Regulation of Iron Metabolism Unit, Division of Genetics and Cell Biology, IRCCS Ospedale San Raffaele, Milan, Italy.
Vita-Salute San Raffaele University, Milan, Italy.
Am J Hematol. 2024 Jul;99(7):1313-1325. doi: 10.1002/ajh.27336. Epub 2024 Apr 17.
β-thalassemia is a disorder characterized by anemia, ineffective erythropoiesis (IE), and iron overload, whose treatment still requires improvement.
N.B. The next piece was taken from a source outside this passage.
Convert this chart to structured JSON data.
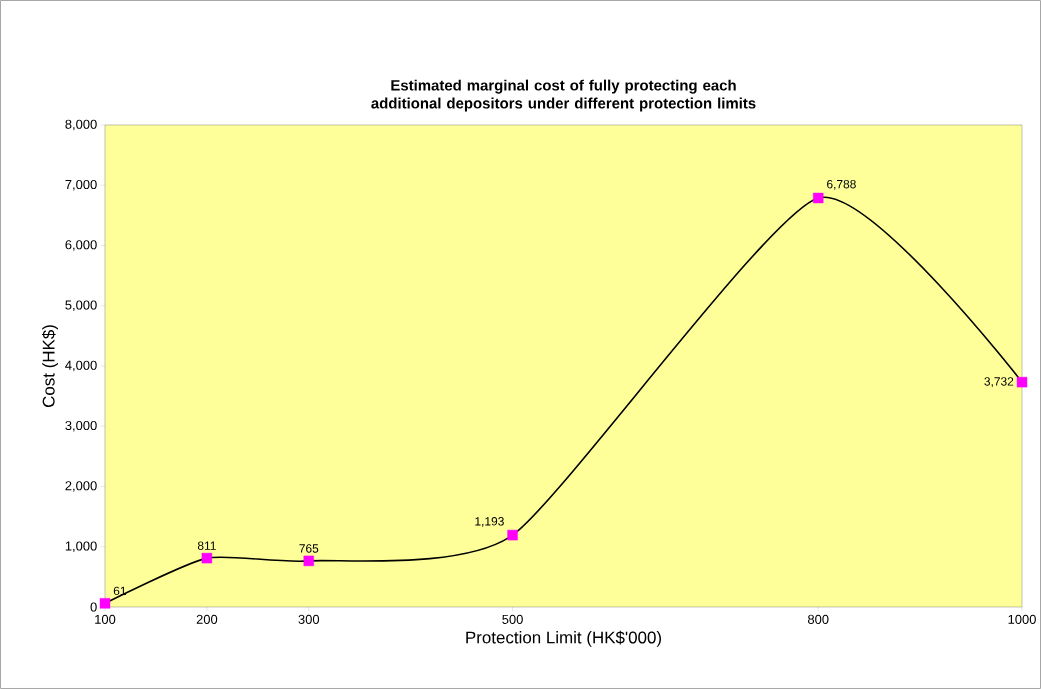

The activin receptor-ligand trap Luspatercept, a novel therapeutic option for β-thalassemia, stimulates erythroid differentiation inhibiting the transforming growth factor β pathway. However, its exact mechanism of action and the possible connection with erythropoietin (Epo), the erythropoiesis governing cytokine, remain to be clarified. Moreover, Luspatercept does not correct all the features of the disease, calling for the identification of strategies that enhance its efficacy. Transferrin receptor 2 (TFR2) regulates systemic iron homeostasis in the liver and modulates the response to Epo of erythroid cells, thus balancing red blood cells production with iron availability. Stimulating Epo signaling, hematopoietic Tfr2 deletion ameliorates anemia and IE in Hbb thalassemic mice. To investigate whether hematopoietic Tfr2 inactivation improves the efficacy of Luspatercept, we treated Hbb mice with or without hematopoietic Tfr2 (Tfr2/Hbb) with RAP-536, the murine analog of Luspatercept. As expected, both hematopoietic Tfr2 deletion and RAP-536 significantly ameliorate IE and anemia, and the combined approach has an additive effect. Since RAP-536 has comparable efficacy in both Hbb and Tfr2/Hbb animals, we propose that the drug promotes erythroid differentiation independently of TFR2 and EPO stimulation. Notably, the lack of Tfr2, but not RAP-536, can also attenuate iron-overload and related complications. Overall, our results shed further light on the mechanism of action of Luspatercept and suggest that strategies aimed at inhibiting hematopoietic TFR2 might improve the therapeutic efficacy of activin receptor-ligand traps.
β-地中海贫血是一种以贫血、无效红细胞生成(IE)和铁过载为特征的疾病,其治疗仍需改善。激活素受体配体陷阱 Luspatercept 是治疗β-地中海贫血的一种新的治疗选择,它通过抑制转化生长因子 β 途径刺激红细胞分化。然而,其确切的作用机制以及与红细胞生成素(Epo)(调节红细胞生成的细胞因子)的可能联系仍有待阐明。此外,Luspatercept 并不能纠正该疾病的所有特征,因此需要寻找增强其疗效的策略。转铁蛋白受体 2(TFR2)在肝脏中调节全身铁稳态,并调节红细胞对 Epo 的反应,从而平衡红细胞生成和铁的可用性。刺激 Epo 信号转导,造血细胞 Tfr2 缺失可改善 Hbb 地中海贫血小鼠的贫血和 IE。为了研究造血细胞 Tfr2 失活是否能提高 Luspatercept 的疗效,我们用 Luspatercept 的鼠类似物 RAP-536 治疗有或没有造血细胞 Tfr2(Tfr2/Hbb)的 Hbb 小鼠。正如预期的那样,造血细胞 Tfr2 缺失和 RAP-536 均显著改善了 IE 和贫血,且联合治疗具有相加作用。由于 RAP-536 在 Hbb 和 Tfr2/Hbb 动物中具有相当的疗效,我们提出该药物可促进红细胞分化,而不依赖于 TFR2 和 EPO 刺激。值得注意的是,缺乏 Tfr2,但不是 RAP-536,也可以减轻铁过载和相关并发症。总之,我们的研究结果进一步阐明了 Luspatercept 的作用机制,并表明抑制造血细胞 TFR2 的策略可能会提高激活素受体配体陷阱的治疗效果。